Essa redução daria ao governo uma gordura financeira para continuar com o restante do plano: passar um orçamento austero, com fundos de emergência alocados para a construção do muro na fronteira sul com o México; depois, aprovar uma reforma tributária, que cortaria taxas principalmente para empresas, de 35% para 15%; e promover uma repatriação de divisas a custos baixos.

De acordo com análises feitas pelo Comitê para um Orçamento Federal Responsável, a reforma tributária adicionaria incríveis 5 trilhões de dólares à dívida americana em 10 anos — principalmente porque o presidente planeja cortar as taxas para os mais ricos e mudaria as alíquotas básicas de incidência dos impostos. Por esse motivo, era necessário ter aquela gordura, que viria, além do corte de custos com o Obamacare, com a imposição de tarifas alfandegárias para produtos fabricados fora dos Estados Unidos e a repatriação de divisas — temas primordiais na consolidação do plano de Trump.

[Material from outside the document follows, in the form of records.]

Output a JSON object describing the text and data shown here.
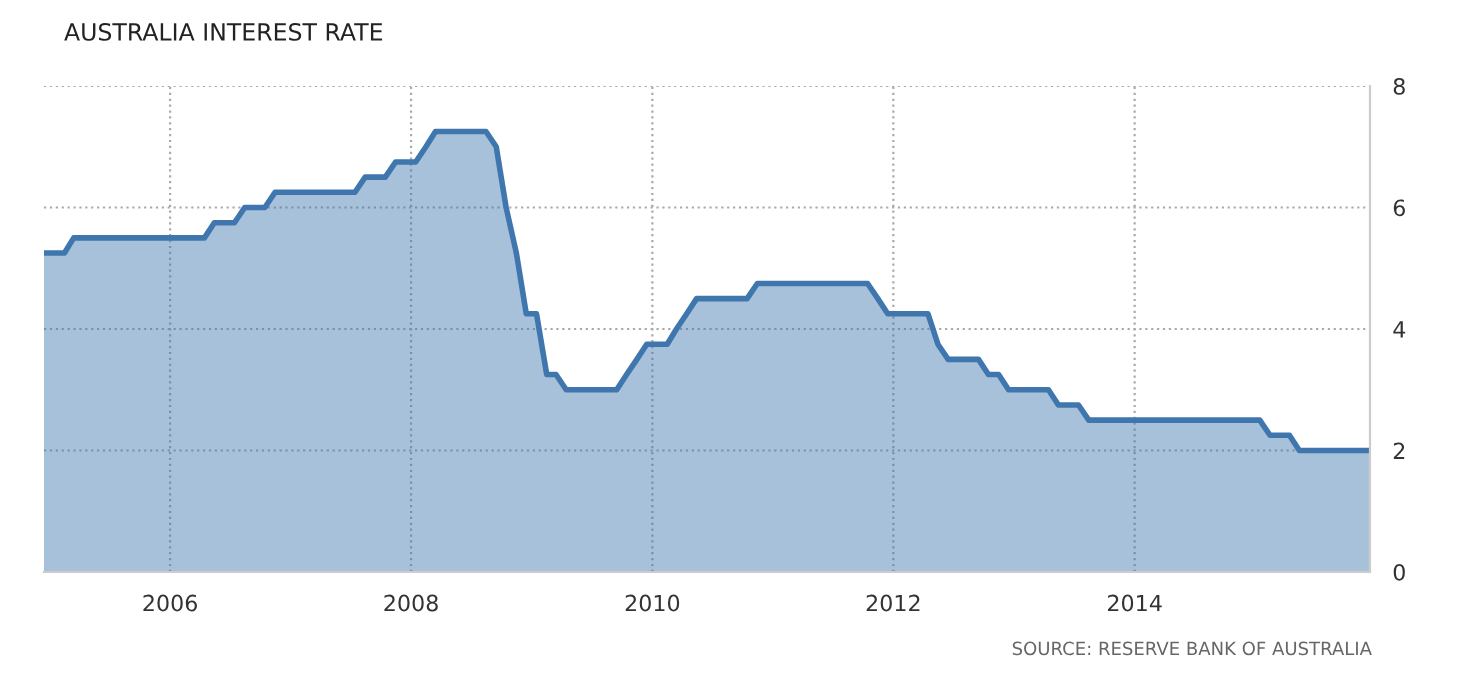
{
  "chart_data": {
    "type": "area",
    "title": "AUSTRALIA INTEREST RATE",
    "annotations": [
      "SOURCE: RESERVE BANK OF AUSTRALIA"
    ],
    "x": [
      "2004-12",
      "2005-02",
      "2005-03",
      "2006-04",
      "2006-05",
      "2006-07",
      "2006-08",
      "2006-10",
      "2006-11",
      "2007-07",
      "2007-08",
      "2007-10",
      "2007-11",
      "2008-01",
      "2008-02",
      "2008-03",
      "2008-08",
      "2008-09",
      "2008-10",
      "2008-11",
      "2008-12",
      "2009-01",
      "2009-02",
      "2009-03",
      "2009-04",
      "2009-09",
      "2009-10",
      "2009-11",
      "2009-12",
      "2010-02",
      "2010-03",
      "2010-04",
      "2010-05",
      "2010-10",
      "2010-11",
      "2011-10",
      "2011-11",
      "2011-12",
      "2012-04",
      "2012-05",
      "2012-06",
      "2012-09",
      "2012-10",
      "2012-11",
      "2012-12",
      "2013-04",
      "2013-05",
      "2013-07",
      "2013-08",
      "2015-01",
      "2015-02",
      "2015-04",
      "2015-05",
      "2015-12"
    ],
    "series": [
      {
        "color": "#3f76ae",
        "values": [
          5.25,
          5.25,
          5.5,
          5.5,
          5.75,
          5.75,
          6.0,
          6.0,
          6.25,
          6.25,
          6.5,
          6.5,
          6.75,
          6.75,
          7.0,
          7.25,
          7.25,
          7.0,
          6.0,
          5.25,
          4.25,
          4.25,
          3.25,
          3.25,
          3.0,
          3.0,
          3.25,
          3.5,
          3.75,
          3.75,
          4.0,
          4.25,
          4.5,
          4.5,
          4.75,
          4.75,
          4.5,
          4.25,
          4.25,
          3.75,
          3.5,
          3.5,
          3.25,
          3.25,
          3.0,
          3.0,
          2.75,
          2.75,
          2.5,
          2.5,
          2.25,
          2.25,
          2.0,
          2.0
        ]
      }
    ],
    "xlim": [
      "2004-12",
      "2015-12"
    ],
    "xticks": [
      "2006",
      "2008",
      "2010",
      "2012",
      "2014"
    ],
    "ylim": [
      0,
      8
    ],
    "yticks": [
      0,
      2,
      4,
      6,
      8
    ],
    "grid": true,
    "line_style": "solid",
    "marker": "none"
  }
}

O ponto alto seria o prometido investimento de 1 trilhão de dólares em infraestrutura. Este projeto, em que Trump esperava contar com o apoio de democratas, previa a construção de uma comissão bipartidária para um plano de infraestrutura criado em comum acordo e que resolveria um problema criticado pelos dois lados do espectro político: a estrutura logística do país, que está defasada frente às economias mais agressivas do planeta.

Este era o arcabouço básico do governo: retirar tarifas como forma de incentivos para o bom funcionamento das empresas nacionais, impor severas taxas sobre produtos importados para aumentar a demanda interna e investir em infraestrutura para que a cadeia local pudesse suprir a demanda.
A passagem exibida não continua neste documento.